Por Marcos "Big Daddy" Garcia


Poucas pessoas conseguem se conscientizar de um dos maiores problemas que bandas mais antigas, com longas carreiras, enfrenta: o dinamismo que as coisas acontecem dentro do Metal em espaços de tempo curtos, ou algumas vezes, mais longos. É óbvio que a renovação do público sempre acarreta na chegada de jovens com a mentalidade voltada para o que é mais atual. E soar sempre jovem, com a energia e a vibração de bandas que ainda possuem muito que conquistar é desafio suficiente para qualquer banda mais vivida. Mas alguns veteranos são sempre capazes de nos surpreender positivamente. E nesse grupo, podemos incluir, com toda a certeza, o excelente quinteto MOONSPELL, nossos queridos patrícios de além mar, e que mesmo depois de 25 anos de carreira, nos surpreende com seu 11º trabalho, “Extinct”.

Quem conhece a banda, sabe que o quinteto nunca foi de ficar muito acomodado em uma única forma de fazer música. E como todo veterano, teve seus altos e baixos, mas sempre em busca de inovações, de transcender os limites, de expandir a capacidade de sua música. Mas a banda mostra no novo trabalho quase que uma mistura de tudo que já fizeram em sua carreira de forma bem homogênea, mas sempre nos surpreendendo no universo musical amplo em que se situam. As influências de Gothic Rock, os toques de Metal extremo, o refinamento e a beleza quase poética de sua música mostram uma alquimia envolvente e maravilhosa, e de um bom gosto que anda meio em falta no Metal hoje em dia. Os vocais de Fernando Ribeiro continuam nos brindando com várias formas de expressão, indo do gutural ao rasgado sem problemas, e usando muito de sua bela voz normal grave (chega a ser quase que um poeta ao cantar, verdade seja dita); a dupla de seis cordas de Paulo Paixão e Ricardo Amorim continua entrosada e afiada tanto nos ótimos riffs (a diversidade musical que eles conseguem é algo absurdo) e solos melodiosos e bem feitos, sem contar que eles ainda cuidam de todas as partes de teclados (que estão ótimas na aclimatação das músicas e efeitos eletrônicos em momentos providenciais); a cozinha rítmica de Aires Pereira e Miguel Gaspar é coesa, pesada e com boa dose de técnica.

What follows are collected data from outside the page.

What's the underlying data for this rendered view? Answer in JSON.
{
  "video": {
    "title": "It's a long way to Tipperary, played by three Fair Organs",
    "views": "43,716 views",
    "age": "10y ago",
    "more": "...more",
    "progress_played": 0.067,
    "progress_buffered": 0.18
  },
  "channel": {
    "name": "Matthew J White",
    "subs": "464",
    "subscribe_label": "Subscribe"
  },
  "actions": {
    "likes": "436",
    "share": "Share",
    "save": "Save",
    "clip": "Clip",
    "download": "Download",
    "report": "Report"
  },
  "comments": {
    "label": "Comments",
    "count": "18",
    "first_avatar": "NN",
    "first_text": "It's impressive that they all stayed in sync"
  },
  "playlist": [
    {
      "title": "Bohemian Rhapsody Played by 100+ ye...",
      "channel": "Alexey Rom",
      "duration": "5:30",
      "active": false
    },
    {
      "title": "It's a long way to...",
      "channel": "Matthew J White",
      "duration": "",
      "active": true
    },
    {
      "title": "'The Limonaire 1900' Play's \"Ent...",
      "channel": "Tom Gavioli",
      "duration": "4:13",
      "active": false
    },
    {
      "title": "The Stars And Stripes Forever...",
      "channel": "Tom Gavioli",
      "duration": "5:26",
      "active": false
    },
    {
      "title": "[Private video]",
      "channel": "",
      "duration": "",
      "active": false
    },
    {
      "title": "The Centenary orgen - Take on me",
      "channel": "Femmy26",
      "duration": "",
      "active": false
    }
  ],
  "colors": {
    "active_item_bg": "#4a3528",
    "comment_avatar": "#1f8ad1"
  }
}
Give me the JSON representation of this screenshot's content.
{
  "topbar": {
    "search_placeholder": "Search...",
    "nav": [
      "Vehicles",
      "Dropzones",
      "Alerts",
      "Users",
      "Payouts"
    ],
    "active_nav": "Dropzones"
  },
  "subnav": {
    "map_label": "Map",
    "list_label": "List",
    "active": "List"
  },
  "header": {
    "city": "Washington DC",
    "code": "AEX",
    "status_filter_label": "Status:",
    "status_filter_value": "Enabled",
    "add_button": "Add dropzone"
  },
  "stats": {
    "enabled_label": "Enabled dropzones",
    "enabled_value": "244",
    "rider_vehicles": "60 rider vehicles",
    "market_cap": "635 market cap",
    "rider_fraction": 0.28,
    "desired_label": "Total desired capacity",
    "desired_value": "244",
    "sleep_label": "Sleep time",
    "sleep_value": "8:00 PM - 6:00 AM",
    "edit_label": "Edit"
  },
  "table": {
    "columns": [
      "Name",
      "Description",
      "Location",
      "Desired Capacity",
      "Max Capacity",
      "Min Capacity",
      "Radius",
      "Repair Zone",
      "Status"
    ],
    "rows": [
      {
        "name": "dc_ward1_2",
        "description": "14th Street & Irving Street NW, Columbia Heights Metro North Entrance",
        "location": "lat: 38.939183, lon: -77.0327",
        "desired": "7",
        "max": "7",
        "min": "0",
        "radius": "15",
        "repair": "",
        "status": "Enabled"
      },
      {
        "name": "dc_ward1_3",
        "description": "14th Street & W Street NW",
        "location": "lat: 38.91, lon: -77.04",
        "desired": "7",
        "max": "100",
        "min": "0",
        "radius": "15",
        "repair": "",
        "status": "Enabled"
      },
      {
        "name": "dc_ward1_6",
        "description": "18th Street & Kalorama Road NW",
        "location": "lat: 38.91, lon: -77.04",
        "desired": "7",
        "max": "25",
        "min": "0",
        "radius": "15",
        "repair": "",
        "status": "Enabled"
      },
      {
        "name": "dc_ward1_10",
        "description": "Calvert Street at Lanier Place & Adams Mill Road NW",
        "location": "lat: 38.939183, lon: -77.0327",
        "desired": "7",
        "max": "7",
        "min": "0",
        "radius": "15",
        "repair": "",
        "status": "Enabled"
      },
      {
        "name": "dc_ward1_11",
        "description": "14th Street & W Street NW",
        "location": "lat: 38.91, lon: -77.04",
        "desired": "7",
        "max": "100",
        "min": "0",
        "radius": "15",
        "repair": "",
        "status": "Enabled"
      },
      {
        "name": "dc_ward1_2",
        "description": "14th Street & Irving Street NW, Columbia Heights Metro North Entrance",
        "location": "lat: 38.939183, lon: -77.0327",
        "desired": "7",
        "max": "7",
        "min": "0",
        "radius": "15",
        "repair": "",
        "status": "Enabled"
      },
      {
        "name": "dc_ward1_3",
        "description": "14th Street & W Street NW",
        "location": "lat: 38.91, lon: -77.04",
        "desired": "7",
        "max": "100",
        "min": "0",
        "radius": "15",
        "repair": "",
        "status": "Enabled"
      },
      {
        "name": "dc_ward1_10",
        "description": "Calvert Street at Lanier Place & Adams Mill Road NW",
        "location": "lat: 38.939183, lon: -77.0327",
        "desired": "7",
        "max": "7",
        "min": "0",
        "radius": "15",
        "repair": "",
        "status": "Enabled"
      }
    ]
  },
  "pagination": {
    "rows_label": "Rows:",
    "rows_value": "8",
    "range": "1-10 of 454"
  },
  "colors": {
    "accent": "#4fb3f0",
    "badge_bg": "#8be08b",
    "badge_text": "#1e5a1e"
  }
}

E apesar de excelentes músicos, a banda não destoa, soa como uma unidade sólida por todo o disco. 

Moonspell
A produção sonora é excelente, com todos os instrumentos soando claros e definidos, com timbres perfeitamente escolhidos, mas tudo muito pesado e sem destoar a climática soturna que o grupo possui. Mais um belo trabalho de Jens Brogen. A capa é bem sinistra, mais um belíssimo trabalho de Seth Siro Anton.

Musicalmente, podemos aferir que “Extinct” é o disco mais maduro e bem acabado do MOONSPELL, que após o “approach” mais agressivo que ouvimos em “Night Eternal” e “Alpha Noir”, voltam a deixar o lado mais sofisticado e acessível aparecer mais uma vez, mas sem que esse lado mais ríspido de sua música seja perdido. Peso, agressividade, acessibilidade e uma atmosfera soturna são elementos que a banda sempre soube usar, mas o nível de maturidade no saber arranjar as canções alcançou um patamar muito elevado. Algo que poucas bandas, mesmo entre os gigantes, está muito difícil de encontrar.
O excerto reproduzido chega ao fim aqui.